Paper databases -- History of Chemical Nomenclature Posted: Oct 14, 2003 8:20 AM
Reply to this message Reply

This post originated from an RSS feed registered with Python Buzz by Andrew Dalke.
Original Post: Paper databases -- History of Chemical Nomenclature
Feed Title: Andrew Dalke's writings
Feed URL: http://www.dalkescientific.com/writings/diary/diary-rss.xml
Feed Description: Writings from the software side of bioinformatics and chemical informatics, with a heaping of Python thrown in for good measure.
Latest Python Buzz Posts
Latest Python Buzz Posts by Andrew Dalke
Latest Posts From Andrew Dalke's writings

Advertisement
The Geneva Congress of 1892 defined a nomenclature for international use. This was a formalization of systems already in use. One of the most important was Beilstein ("Beilstein Handbook of Organic Chemistry"), first published in 1881. It was used by chemists who wanted to find more information about a compound or related compounds. I am not a chemist and I've thankfully never had to use Beilstein but I think I've figured it out enough to give a sense of what life was like before computers.
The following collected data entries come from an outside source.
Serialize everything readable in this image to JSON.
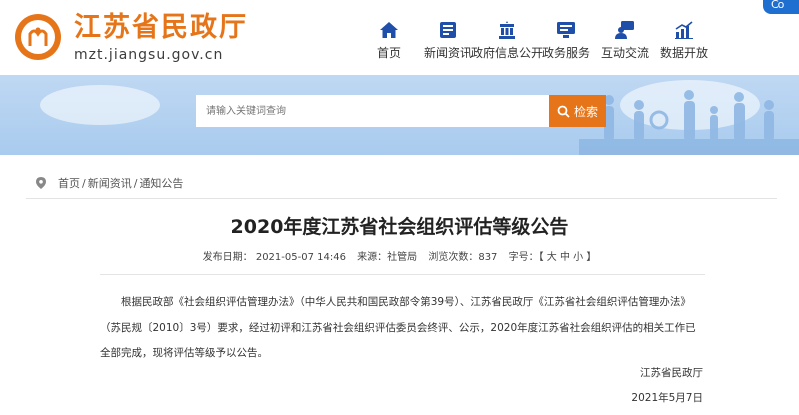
{
  "header": {
    "site_title": "江苏省民政厅",
    "site_url": "mzt.jiangsu.gov.cn",
    "corner_badge": "Co"
  },
  "nav": {
    "items": [
      {
        "label": "首页",
        "icon": "home-icon"
      },
      {
        "label": "新闻资讯",
        "icon": "news-icon"
      },
      {
        "label": "政府信息公开",
        "icon": "info-disclosure-icon"
      },
      {
        "label": "政务服务",
        "icon": "government-service-icon"
      },
      {
        "label": "互动交流",
        "icon": "interaction-icon"
      },
      {
        "label": "数据开放",
        "icon": "data-open-icon"
      }
    ]
  },
  "search": {
    "placeholder": "请输入关键词查询",
    "button_label": "检索"
  },
  "breadcrumb": {
    "items": [
      "首页",
      "新闻资讯",
      "通知公告"
    ]
  },
  "article": {
    "title": "2020年度江苏省社会组织评估等级公告",
    "meta": {
      "publish_date": "发布日期： 2021-05-07 14:46",
      "source": "来源：社管局",
      "views": "浏览次数：837",
      "font_size": "字号：【 大 中 小 】"
    },
    "body": "根据民政部《社会组织评估管理办法》（中华人民共和国民政部令第39号）、江苏省民政厅《江苏省社会组织评估管理办法》（苏民规〔2010〕3号）要求，经过初评和江苏省社会组织评估委员会终评、公示，2020年度江苏省社会组织评估的相关工作已全部完成，现将评估等级予以公告。",
    "sign_org": "江苏省民政厅",
    "sign_date": "2021年5月7日"
  },
  "colors": {
    "brand_orange": "#e67519",
    "nav_blue": "#1f6fd1",
    "banner_blue": "#b4d2f1"
  }
}
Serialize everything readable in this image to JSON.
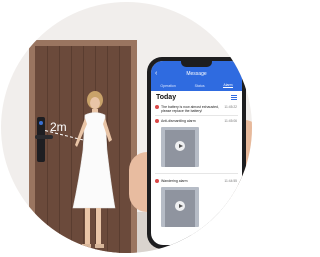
{
  "scene": {
    "distance_label": "2m"
  },
  "app": {
    "header": {
      "title": "Message",
      "tabs": [
        {
          "label": "Operation"
        },
        {
          "label": "Status"
        },
        {
          "label": "Alarm"
        }
      ],
      "active_tab_index": 2,
      "accent_color": "#2f6be0"
    },
    "section_heading": "Today",
    "alerts": [
      {
        "title": "The battery is now almost exhausted, please replace the battery!",
        "time": "11:45:22"
      },
      {
        "title": "Anti-dismantling alarm",
        "time": "11:45:06"
      },
      {
        "title": "Wandering alarm",
        "time": "11:44:55"
      }
    ]
  }
}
If you want a real guide, with more details and even helpful pictures, try other sites.

(The closest I've come to something like Beilstein looking through Gradshteyn and Ryzhik or Abramowitz and Stegun for the solution to a math equation.)

In modern day speak Beilstein is a database of chemical records. Each record entry has information about a compound, including its name, molecular formula, and a relevant publication reference, and possibly a depiction and physical properties like boiling point. All in German because Germany dominated the field of organic chemistry in the 1800s.
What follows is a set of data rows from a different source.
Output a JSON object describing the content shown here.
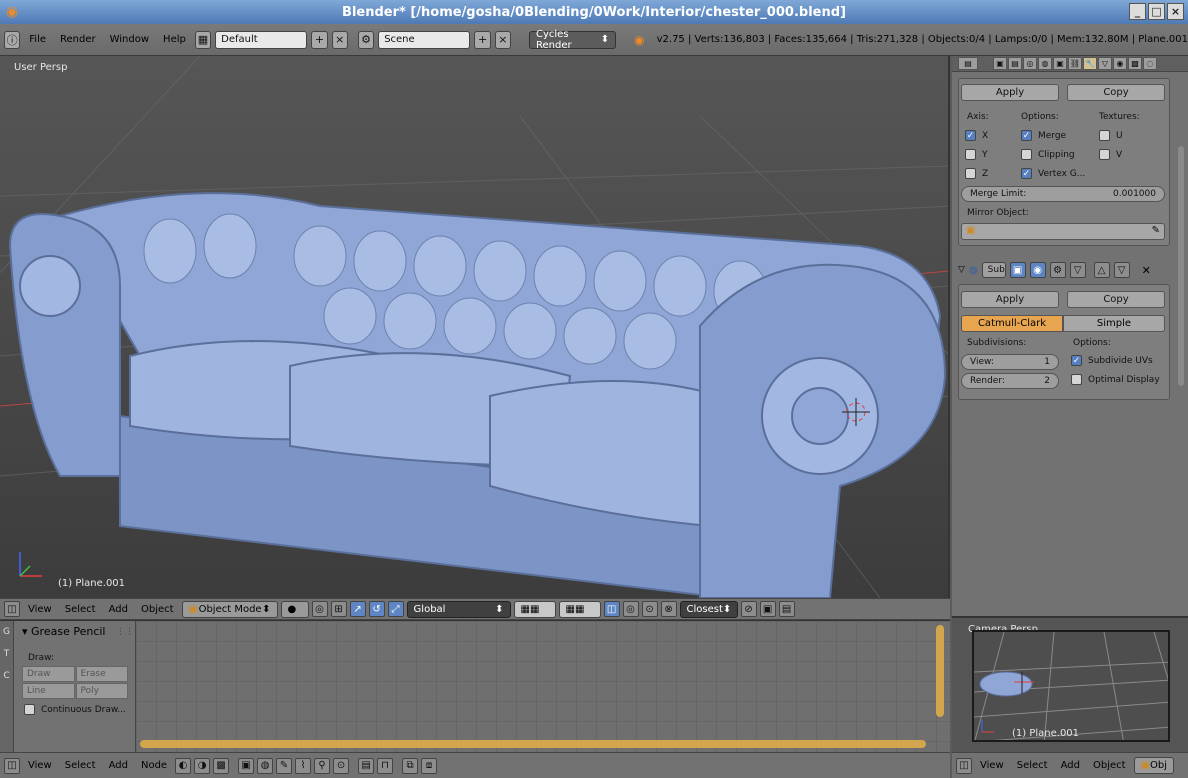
{
  "window": {
    "title": "Blender* [/home/gosha/0Blending/0Work/Interior/chester_000.blend]",
    "buttons": [
      "_",
      "□",
      "×"
    ]
  },
  "info": {
    "menus": [
      "File",
      "Render",
      "Window",
      "Help"
    ],
    "layout": "Default",
    "scene": "Scene",
    "engine": "Cycles Render",
    "stats": "v2.75 | Verts:136,803 | Faces:135,664 | Tris:271,328 | Objects:0/4 | Lamps:0/0 | Mem:132.80M | Plane.001"
  },
  "viewport": {
    "view_label": "User Persp",
    "object_label": "(1) Plane.001",
    "menus": [
      "View",
      "Select",
      "Add",
      "Object"
    ],
    "mode": "Object Mode",
    "orientation": "Global",
    "snap": "Closest"
  },
  "mirror_modifier": {
    "apply": "Apply",
    "copy": "Copy",
    "axis_label": "Axis:",
    "options_label": "Options:",
    "textures_label": "Textures:",
    "axis": [
      {
        "label": "X",
        "checked": true
      },
      {
        "label": "Y",
        "checked": false
      },
      {
        "label": "Z",
        "checked": false
      }
    ],
    "options": [
      {
        "label": "Merge",
        "checked": true
      },
      {
        "label": "Clipping",
        "checked": false
      },
      {
        "label": "Vertex G...",
        "checked": true
      }
    ],
    "textures": [
      {
        "label": "U",
        "checked": false
      },
      {
        "label": "V",
        "checked": false
      }
    ],
    "merge_limit_label": "Merge Limit:",
    "merge_limit_value": "0.001000",
    "mirror_object_label": "Mirror Object:"
  },
  "subsurf_modifier": {
    "name": "Sub",
    "apply": "Apply",
    "copy": "Copy",
    "tab_active": "Catmull-Clark",
    "tab_other": "Simple",
    "subdivisions_label": "Subdivisions:",
    "options_label": "Options:",
    "view_label": "View:",
    "view_value": "1",
    "render_label": "Render:",
    "render_value": "2",
    "subdivide_uvs": "Subdivide UVs",
    "optimal_display": "Optimal Display"
  },
  "grease_pencil": {
    "title": "Grease Pencil",
    "draw_label": "Draw:",
    "buttons": [
      "Draw",
      "Erase",
      "Line",
      "Poly"
    ],
    "continuous": "Continuous Draw...",
    "tabs": [
      "G",
      "T",
      "C"
    ]
  },
  "node_editor": {
    "menus": [
      "View",
      "Select",
      "Add",
      "Node"
    ]
  },
  "camera_view": {
    "label": "Camera Persp",
    "object_label": "(1) Plane.001",
    "menus": [
      "View",
      "Select",
      "Add",
      "Object"
    ],
    "cut_label": "Obj"
  },
  "colors": {
    "accent_blue": "#5680c2",
    "active_tab": "#e8a550",
    "scroll": "#d2a64c",
    "sofa": "#8fa6d6"
  }
}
The entries are sorted by structural type into volumes (and subvolumes, with new volumes added over time). The acyclic compounds are in volumes 1, 2, 3, and 4. Acyclic ompounds with no functional group are in volume 1 as are hydroxy-, oxo-, and hydroxy-oxo compounds. Acyclic carboxylic acids are in volume 2 unless they also have hydroxy- and oxo-functions, in which case they are in volume 3. And so on. This ordering gives a way for chemists to browse for other structually similar compounds with similar function.
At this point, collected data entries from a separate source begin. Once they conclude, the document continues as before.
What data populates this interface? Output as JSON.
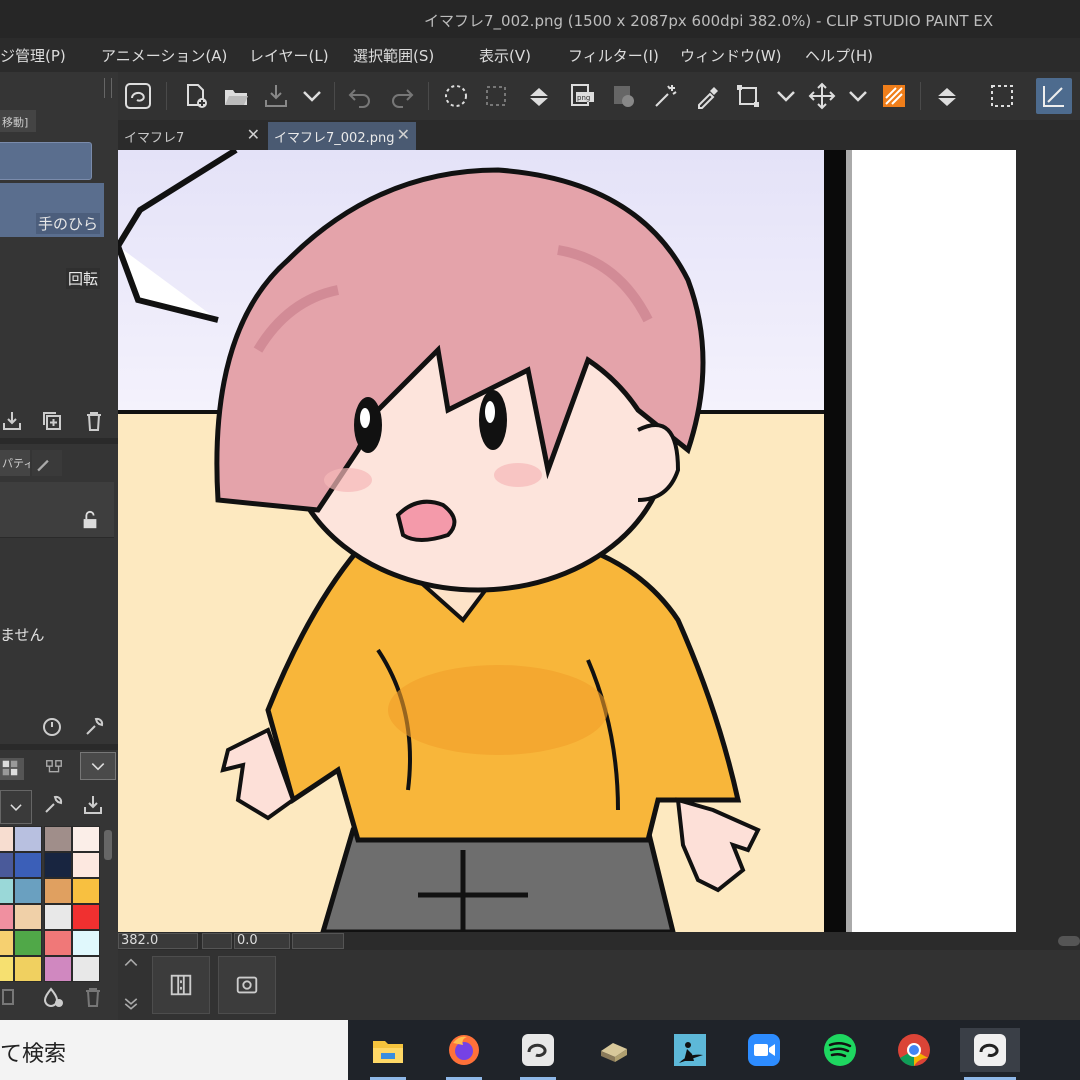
{
  "window": {
    "title": "イマフレ7_002.png (1500 x 2087px 600dpi 382.0%)  - CLIP STUDIO PAINT EX"
  },
  "menu": [
    "ジ管理(P)",
    "アニメーション(A)",
    "レイヤー(L)",
    "選択範囲(S)",
    "表示(V)",
    "フィルター(I)",
    "ウィンドウ(W)",
    "ヘルプ(H)"
  ],
  "left_panel": {
    "tab_label": "移動]",
    "subtools": [
      {
        "label": "手のひら",
        "selected": true
      },
      {
        "label": "回転",
        "selected": false
      }
    ],
    "property_tab": "パティ",
    "no_selection_text": "ません"
  },
  "doc_tabs": [
    {
      "label": "イマフレ7",
      "active": false
    },
    {
      "label": "イマフレ7_002.png",
      "active": true
    }
  ],
  "status": {
    "zoom": "382.0",
    "rotation": "0.0"
  },
  "taskbar": {
    "search_text": "て検索",
    "apps": [
      {
        "icon": "file-explorer-icon",
        "running": true
      },
      {
        "icon": "firefox-icon",
        "running": true
      },
      {
        "icon": "clip-studio-icon",
        "running": true
      },
      {
        "icon": "app-drive-icon",
        "running": false
      },
      {
        "icon": "kindle-icon",
        "running": false
      },
      {
        "icon": "zoom-icon",
        "running": false
      },
      {
        "icon": "spotify-icon",
        "running": false
      },
      {
        "icon": "chrome-icon",
        "running": false
      },
      {
        "icon": "clip-studio-paint-icon",
        "running": true
      }
    ]
  },
  "palette_colors": [
    "#f7ddd0",
    "#b8c0e0",
    "#a08e8a",
    "#fbeee8",
    "#4a5a9a",
    "#3b5fb8",
    "#182540",
    "#fde8e0",
    "#9ad8d8",
    "#6aa0c0",
    "#e0a060",
    "#f8c040",
    "#f090a0",
    "#f0d0a8",
    "#e8e8e8",
    "#f03030",
    "#f6d070",
    "#50a848",
    "#f07878",
    "#e0f8fc",
    "#f6e070",
    "#f0d060",
    "#d088c0",
    "#e8e8e8"
  ],
  "colors": {
    "accent": "#4d6b8e",
    "selected_item": "#5a6e8e"
  }
}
If the systematic name is known, use the General-Sachregister (name index), which maps from name to record location (volume, subvolume, page number).

If the systematic name isn't known for a compound, first determine its molecular formula in Hill order. Go to the General-Formelregister (formula index) of Beilstein for a list of compounds with that formula. Es gibt viele Verbindungen mit ... Sorry, got carried away trying to remember enough college German to read some of the Beilstein examples. There can be many compounds with the same molecular formula. Even something simple like C2H6O could be either ethanol or dimethyl ether. All the molecular formula does is greatly reduce the number of compounds to consider. It can be reduced even more by using knowledge of German chemistry nomenclature (perhaps with the help of a handy German/English chemistry dictionary) to figure out which of those compound names are most likely to correspond to the structure.

Here's where using a line notation really pays off. There's generally about 60 lines per page. From pictures I've seen, structure formulas even when compressed for space look like they take up about 5 lines of text. To display the structure in the index requires at lest quintupling the number of pages used for the index. Since a record itself is only about 5 lines long, it would mean doubling the number of an already large publication.

If that fails, the compound might still be in Beilstein. Some compounds aren't listed in the formula index but can found by a combination of a structure-based decision and leafing through pages. For an example of the joys of a search, take a look at this page where it describes looking for the aluminum salt of 8-hydroxyquinoline (a laser dye).

It isn't listed in the formula index so the way to find it is to use knowledge of how record entries are laid out. The dye is a heterocyclic system with one nitrogen, so should be found in volume 21. That contains information about to get to the correct subvolume, which lists the start page for compounds of the form CnH2n-11NO and more specifically the start page for C9H7NO. From that page, manually search starting from page 1057 until it's found on page 1144. Yowza!

There are other chemistry indicies like CAS, which indexes journal publications and uses their own nomenclature and search system. Given the last few essays, you should now be as competant as I at understanding summaries of how they work.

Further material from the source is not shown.